Walker spent the entirety of his 13-year playing career with the New York Jets. He's was also one of the franchise's most dominant wide outs. He ranks second All Time in receiving yards in team history (8,306).

"I used to have some of the trainers say, 'Wesley Walker at 50% is better than your backup at 100%', which is - you've got to be crazy to think that way to get on the field where you're taking a chance being hurt seriously," Walker said. "All my injuries have culminated from playing in the National Football League and, to be honest with you, most of my major surgeries have after my career. I had a very serious neck injury in '86. I was contemplating retirement and I played three years more than probably what I should have. Since then, I've had 14 screws put in there, a plate and cage."

The 64-year-old reflected on the numerous surgeries to his back, neck and shoulder following his retirement in 1989, when he was 34 years old. 

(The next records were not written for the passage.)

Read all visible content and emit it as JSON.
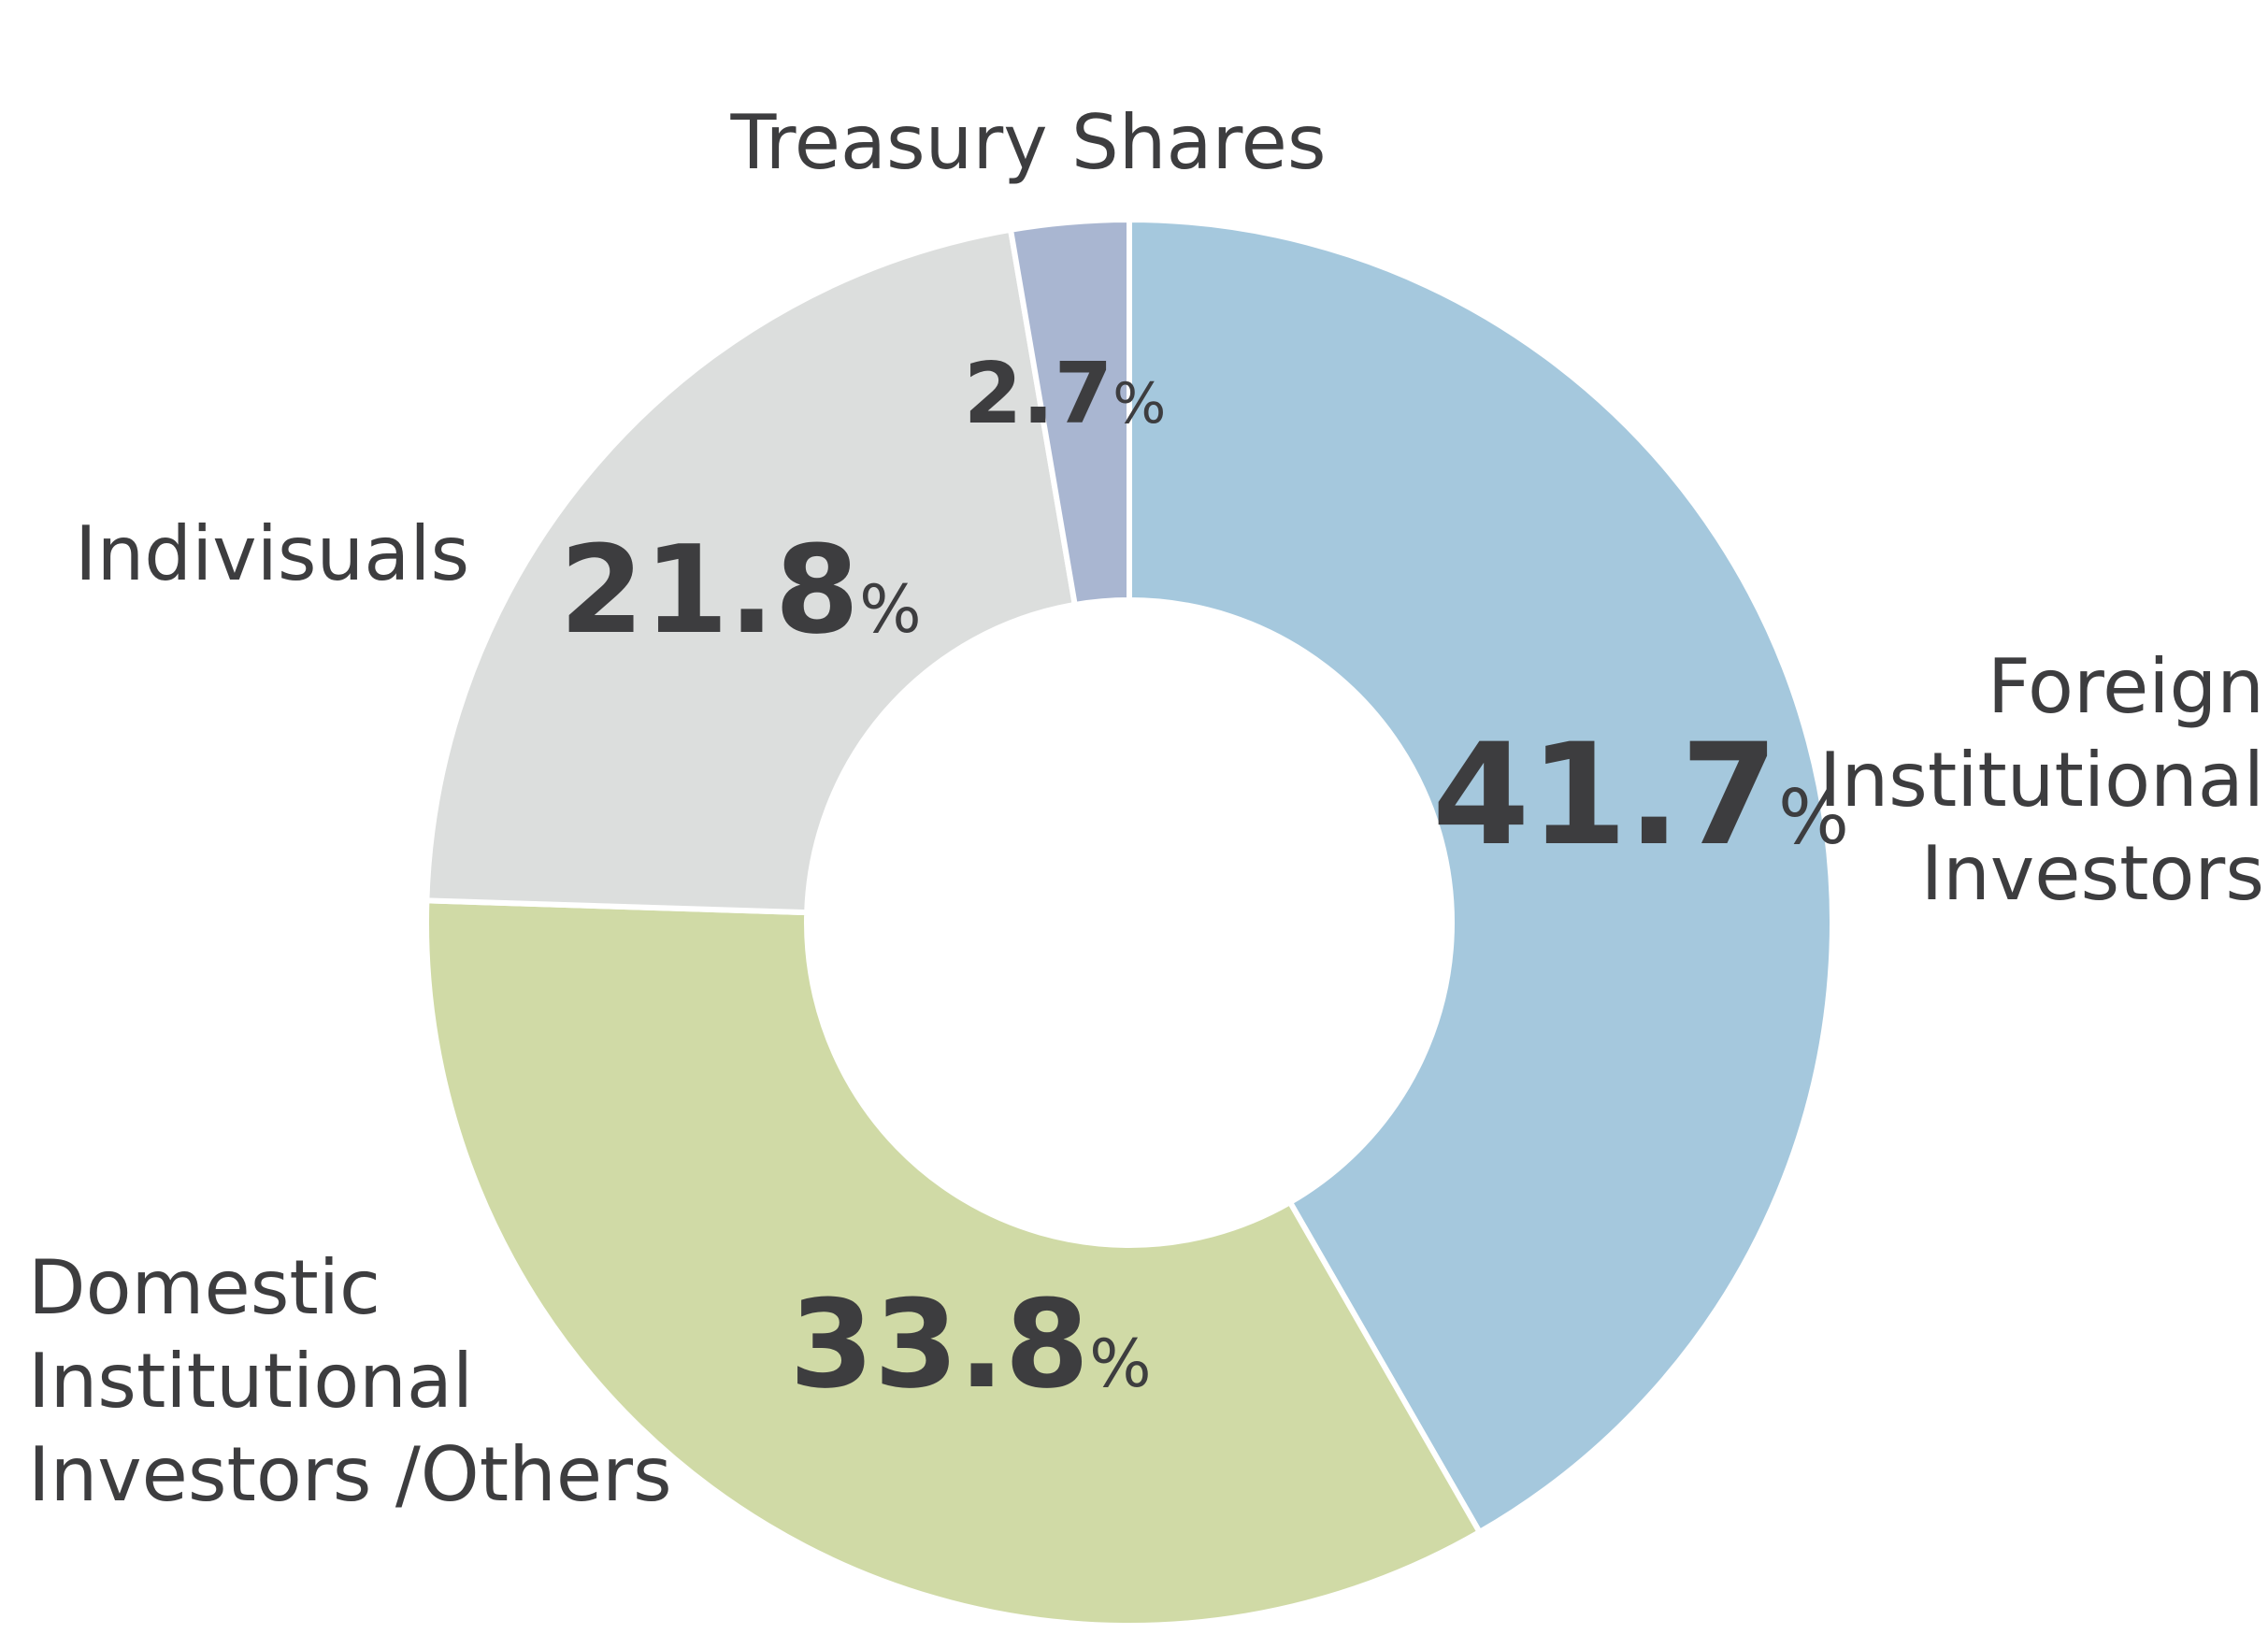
{
  "chart_data": {
    "type": "pie",
    "variant": "donut",
    "slices": [
      {
        "label_lines": [
          "Foreign",
          "Institutional",
          "Investors"
        ],
        "value": 41.7,
        "value_text": "41.7",
        "color": "#a5c8dd"
      },
      {
        "label_lines": [
          "Domestic",
          "Institutional",
          "Investors /Others"
        ],
        "value": 33.8,
        "value_text": "33.8",
        "color": "#d0daa6"
      },
      {
        "label_lines": [
          "Indivisuals"
        ],
        "value": 21.8,
        "value_text": "21.8",
        "color": "#dcdedd"
      },
      {
        "label_lines": [
          "Treasury Shares"
        ],
        "value": 2.7,
        "value_text": "2.7",
        "color": "#a9b6d1"
      }
    ],
    "unit": "%",
    "start": "12 o'clock",
    "direction": "clockwise",
    "separator_color": "#ffffff",
    "text_color": "#3d3d3f"
  }
}
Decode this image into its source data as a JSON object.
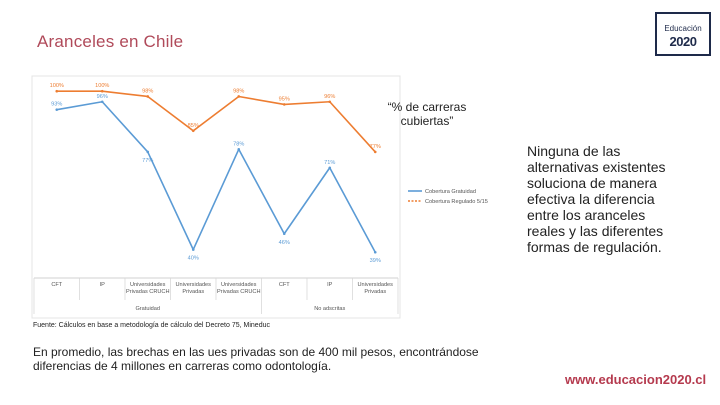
{
  "slide": {
    "title": "Aranceles en Chile",
    "logo_top": "Educación",
    "logo_bottom": "2020",
    "annotation": "“% de carreras cubiertas”",
    "source": "Fuente: Cálculos en base a metodología de cálculo del Decreto 75, Mineduc",
    "right_text": "Ninguna de las alternativas existentes soluciona de manera efectiva la diferencia entre los aranceles reales y las diferentes formas de regulación.",
    "bottom_text": "En promedio, las brechas en las ues privadas son de 400 mil pesos, encontrándose diferencias de 4 millones en carreras como odontología.",
    "site": "www.educacion2020.cl"
  },
  "colors": {
    "series_blue": "#5b9bd5",
    "series_orange": "#ed7d31",
    "title": "#b04a5a",
    "site": "#b53a4e"
  },
  "chart_data": {
    "type": "line",
    "categories": [
      "CFT",
      "IP",
      "Universidades Privadas CRUCH",
      "Universidades Privadas",
      "Universidades Privadas CRUCH",
      "CFT",
      "IP",
      "Universidades Privadas"
    ],
    "category_lines": [
      [
        "CFT"
      ],
      [
        "IP"
      ],
      [
        "Universidades",
        "Privadas CRUCH"
      ],
      [
        "Universidades",
        "Privadas"
      ],
      [
        "Universidades",
        "Privadas CRUCH"
      ],
      [
        "CFT"
      ],
      [
        "IP"
      ],
      [
        "Universidades",
        "Privadas"
      ]
    ],
    "groups": [
      {
        "label": "Gratuidad",
        "start": 0,
        "end": 4
      },
      {
        "label": "No adscritas",
        "start": 5,
        "end": 7
      }
    ],
    "series": [
      {
        "name": "Cobertura Gratuidad",
        "color": "#5b9bd5",
        "values": [
          93,
          96,
          77,
          40,
          78,
          46,
          71,
          39
        ],
        "labels": [
          "93%",
          "96%",
          "77%",
          "40%",
          "78%",
          "46%",
          "71%",
          "39%"
        ]
      },
      {
        "name": "Cobertura Regulado 5/15",
        "color": "#ed7d31",
        "values": [
          100,
          100,
          98,
          85,
          98,
          95,
          96,
          77
        ],
        "labels": [
          "100%",
          "100%",
          "98%",
          "85%",
          "98%",
          "95%",
          "96%",
          "77%"
        ]
      }
    ],
    "ylim": [
      30,
      105
    ],
    "grid": false,
    "legend_position": "right"
  }
}
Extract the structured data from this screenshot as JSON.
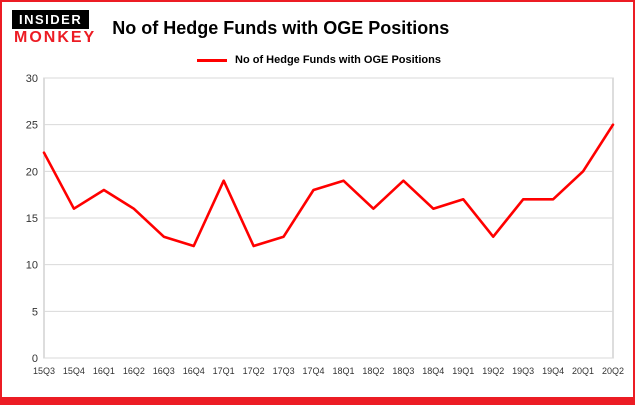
{
  "header": {
    "logo_top": "INSIDER",
    "logo_bottom": "MONKEY",
    "title": "No of Hedge Funds with OGE Positions"
  },
  "legend": {
    "label": "No of Hedge Funds with OGE Positions",
    "color": "#ff0000"
  },
  "chart_data": {
    "type": "line",
    "title": "No of Hedge Funds with OGE Positions",
    "categories": [
      "15Q3",
      "15Q4",
      "16Q1",
      "16Q2",
      "16Q3",
      "16Q4",
      "17Q1",
      "17Q2",
      "17Q3",
      "17Q4",
      "18Q1",
      "18Q2",
      "18Q3",
      "18Q4",
      "19Q1",
      "19Q2",
      "19Q3",
      "19Q4",
      "20Q1",
      "20Q2"
    ],
    "values": [
      22,
      16,
      18,
      16,
      13,
      12,
      19,
      12,
      13,
      18,
      19,
      16,
      19,
      16,
      17,
      13,
      17,
      17,
      20,
      25
    ],
    "xlabel": "",
    "ylabel": "",
    "ylim": [
      0,
      30
    ],
    "yticks": [
      0,
      5,
      10,
      15,
      20,
      25,
      30
    ],
    "grid": true,
    "legend_position": "top",
    "line_color": "#ff0000",
    "grid_color": "#d9d9d9",
    "axis_color": "#bbbbbb"
  }
}
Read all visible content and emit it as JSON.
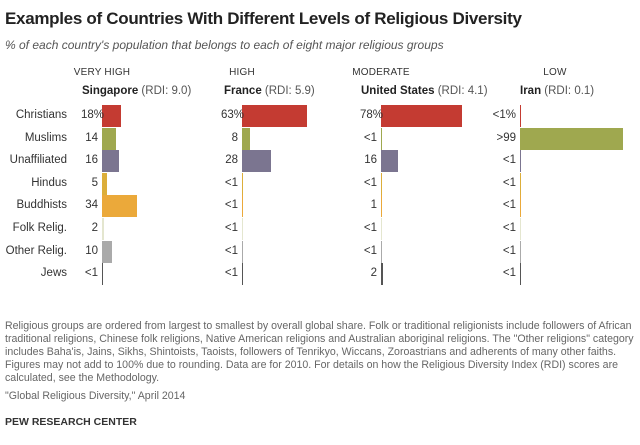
{
  "title": "Examples of Countries With Different Levels of Religious Diversity",
  "subtitle": "% of each country's population that belongs to each of eight major religious groups",
  "chart_data": {
    "type": "bar",
    "orientation": "horizontal",
    "title": "Examples of Countries With Different Levels of Religious Diversity",
    "categories": [
      "Christians",
      "Muslims",
      "Unaffiliated",
      "Hindus",
      "Buddhists",
      "Folk Relig.",
      "Other Relig.",
      "Jews"
    ],
    "colors": [
      "#c43b32",
      "#9fa84f",
      "#7b7590",
      "#dcae3a",
      "#eba93a",
      "#e4e6cf",
      "#aaaaaa",
      "#555555"
    ],
    "xlim": [
      0,
      100
    ],
    "panels": [
      {
        "level": "VERY HIGH",
        "country": "Singapore",
        "rdi": "(RDI: 9.0)",
        "labels": [
          "18%",
          "14",
          "16",
          "5",
          "34",
          "2",
          "10",
          "<1"
        ],
        "values": [
          18,
          14,
          16,
          5,
          34,
          2,
          10,
          0.5
        ]
      },
      {
        "level": "HIGH",
        "country": "France",
        "rdi": "(RDI: 5.9)",
        "labels": [
          "63%",
          "8",
          "28",
          "<1",
          "<1",
          "<1",
          "<1",
          "<1"
        ],
        "values": [
          63,
          8,
          28,
          0.5,
          0.5,
          0.5,
          0.5,
          0.5
        ]
      },
      {
        "level": "MODERATE",
        "country": "United States",
        "rdi": "(RDI: 4.1)",
        "labels": [
          "78%",
          "<1",
          "16",
          "<1",
          "1",
          "<1",
          "<1",
          "2"
        ],
        "values": [
          78,
          0.5,
          16,
          0.5,
          1,
          0.5,
          0.5,
          2
        ]
      },
      {
        "level": "LOW",
        "country": "Iran",
        "rdi": "(RDI: 0.1)",
        "labels": [
          "<1%",
          ">99",
          "<1",
          "<1",
          "<1",
          "<1",
          "<1",
          "<1"
        ],
        "values": [
          0.5,
          99.5,
          0.5,
          0.5,
          0.5,
          0.5,
          0.5,
          0.5
        ]
      }
    ]
  },
  "footnote": "Religious groups are ordered from largest to smallest by overall global share. Folk or traditional religionists include followers of African traditional religions, Chinese folk religions, Native American religions and Australian aboriginal religions. The \"Other religions\" category includes Baha'is, Jains, Sikhs, Shintoists, Taoists, followers of Tenrikyo, Wiccans, Zoroastrians and adherents of many other faiths. Figures may not add to 100% due to rounding. Data are for 2010. For details on how the Religious Diversity Index (RDI) scores are calculated, see the Methodology.",
  "source": "\"Global Religious Diversity,\" April 2014",
  "logo": "PEW RESEARCH CENTER"
}
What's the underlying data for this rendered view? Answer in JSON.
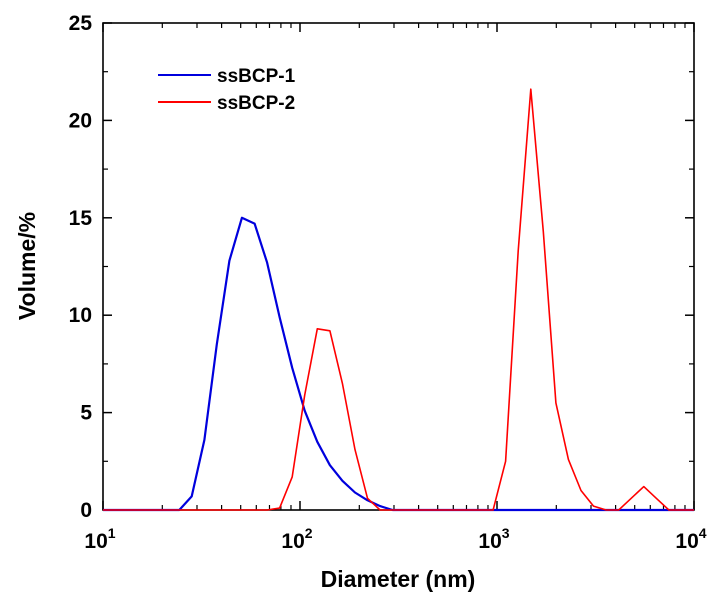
{
  "chart_data": {
    "type": "line",
    "title": "",
    "xlabel": "Diameter (nm)",
    "ylabel": "Volume/%",
    "x_scale": "log",
    "xlim": [
      10,
      10000
    ],
    "ylim": [
      0,
      25
    ],
    "x_ticks": [
      {
        "base": "10",
        "exp": "1",
        "value": 10
      },
      {
        "base": "10",
        "exp": "2",
        "value": 100
      },
      {
        "base": "10",
        "exp": "3",
        "value": 1000
      },
      {
        "base": "10",
        "exp": "4",
        "value": 10000
      }
    ],
    "y_ticks": [
      {
        "label": "0",
        "value": 0
      },
      {
        "label": "5",
        "value": 5
      },
      {
        "label": "10",
        "value": 10
      },
      {
        "label": "15",
        "value": 15
      },
      {
        "label": "20",
        "value": 20
      },
      {
        "label": "25",
        "value": 25
      }
    ],
    "grid": false,
    "legend_position": "top-left",
    "series": [
      {
        "name": "ssBCP-1",
        "color": "#0000dd",
        "x": [
          10,
          24.4,
          28.2,
          32.7,
          37.8,
          43.8,
          50.7,
          58.8,
          68.1,
          78.8,
          91.3,
          105.7,
          122.4,
          141.8,
          164.2,
          190.1,
          220.2,
          255.0,
          295.3,
          1000,
          10000
        ],
        "y": [
          0,
          0,
          0.7,
          3.6,
          8.5,
          12.8,
          15.0,
          14.7,
          12.7,
          9.9,
          7.3,
          5.1,
          3.5,
          2.3,
          1.5,
          0.9,
          0.5,
          0.2,
          0,
          0,
          0
        ]
      },
      {
        "name": "ssBCP-2",
        "color": "#ff0000",
        "x": [
          10,
          68.1,
          78.8,
          91.3,
          105.7,
          122.4,
          141.8,
          164.2,
          190.1,
          220.2,
          255.0,
          955,
          1106,
          1281,
          1484,
          1718,
          1990,
          2305,
          2669,
          3091,
          3580,
          4146,
          4801,
          5560,
          6439,
          7457,
          10000
        ],
        "y": [
          0,
          0,
          0.1,
          1.7,
          5.9,
          9.3,
          9.2,
          6.5,
          3.1,
          0.6,
          0,
          0,
          2.5,
          13.3,
          21.6,
          14.3,
          5.5,
          2.6,
          1.0,
          0.2,
          0,
          0,
          0.6,
          1.2,
          0.6,
          0,
          0
        ]
      }
    ]
  }
}
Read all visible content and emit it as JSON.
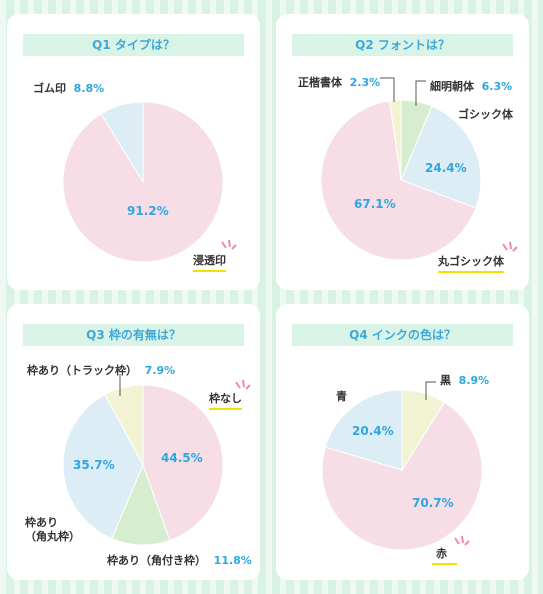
{
  "colors": {
    "pink": "#f6dde6",
    "blue": "#dcedf5",
    "green": "#d7edd0",
    "yellow": "#f1f3d3",
    "text_blue": "#2ea7e0",
    "underline": "#f2e200",
    "accent_pink": "#f08aa8"
  },
  "chart_data": [
    {
      "type": "pie",
      "title": "Q1 タイプは？",
      "slices": [
        {
          "label": "浸透印",
          "value": 91.2,
          "value_text": "91.2%",
          "color": "#f6dde6"
        },
        {
          "label": "ゴム印",
          "value": 8.8,
          "value_text": "8.8%",
          "color": "#dcedf5"
        }
      ]
    },
    {
      "type": "pie",
      "title": "Q2 フォントは？",
      "slices": [
        {
          "label": "細明朝体",
          "value": 6.3,
          "value_text": "6.3%",
          "color": "#d7edd0"
        },
        {
          "label": "ゴシック体",
          "value": 24.4,
          "value_text": "24.4%",
          "color": "#dcedf5"
        },
        {
          "label": "丸ゴシック体",
          "value": 67.1,
          "value_text": "67.1%",
          "color": "#f6dde6"
        },
        {
          "label": "正楷書体",
          "value": 2.3,
          "value_text": "2.3%",
          "color": "#f1f3d3"
        }
      ]
    },
    {
      "type": "pie",
      "title": "Q3 枠の有無は？",
      "slices": [
        {
          "label": "枠なし",
          "value": 44.5,
          "value_text": "44.5%",
          "color": "#f6dde6"
        },
        {
          "label": "枠あり（角付き枠）",
          "value": 11.8,
          "value_text": "11.8%",
          "color": "#d7edd0"
        },
        {
          "label": "枠あり（角丸枠）",
          "label_lines": [
            "枠あり",
            "（角丸枠）"
          ],
          "value": 35.7,
          "value_text": "35.7%",
          "color": "#dcedf5"
        },
        {
          "label": "枠あり（トラック枠）",
          "value": 7.9,
          "value_text": "7.9%",
          "color": "#f1f3d3"
        }
      ]
    },
    {
      "type": "pie",
      "title": "Q4 インクの色は？",
      "slices": [
        {
          "label": "黒",
          "value": 8.9,
          "value_text": "8.9%",
          "color": "#f1f3d3"
        },
        {
          "label": "赤",
          "value": 70.7,
          "value_text": "70.7%",
          "color": "#f6dde6"
        },
        {
          "label": "青",
          "value": 20.4,
          "value_text": "20.4%",
          "color": "#dcedf5"
        }
      ]
    }
  ]
}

"Right now, I'm struggling. People don't see me - They'll see me in a suit and tie and I'm out, they'll say, 'you look like you can still play!' but I have all of this atrophy ... I'm losing motor function in my right hand," Walker said. "I used to shake a lot and I have different things in both left and right handed that - it's even hard to explain what I get, where my ligaments catch and I have this pain with tingling, numbness. I haven't felt my feet - they're numb since 1986."

Luck's speech reiterated Walker's regret of playing football, knowing the physical consequences as a result of years of wear and tear. 

"When Andrew was talking I'm saying to myself, 'I don't even play anymore but I know what you're talking about and how you don't feel good,' Walker said. "Most players say they would play this game, they would do it all over again. If I knew what would be taken place right now, the way I'm feeling, there would be no way I would play this game."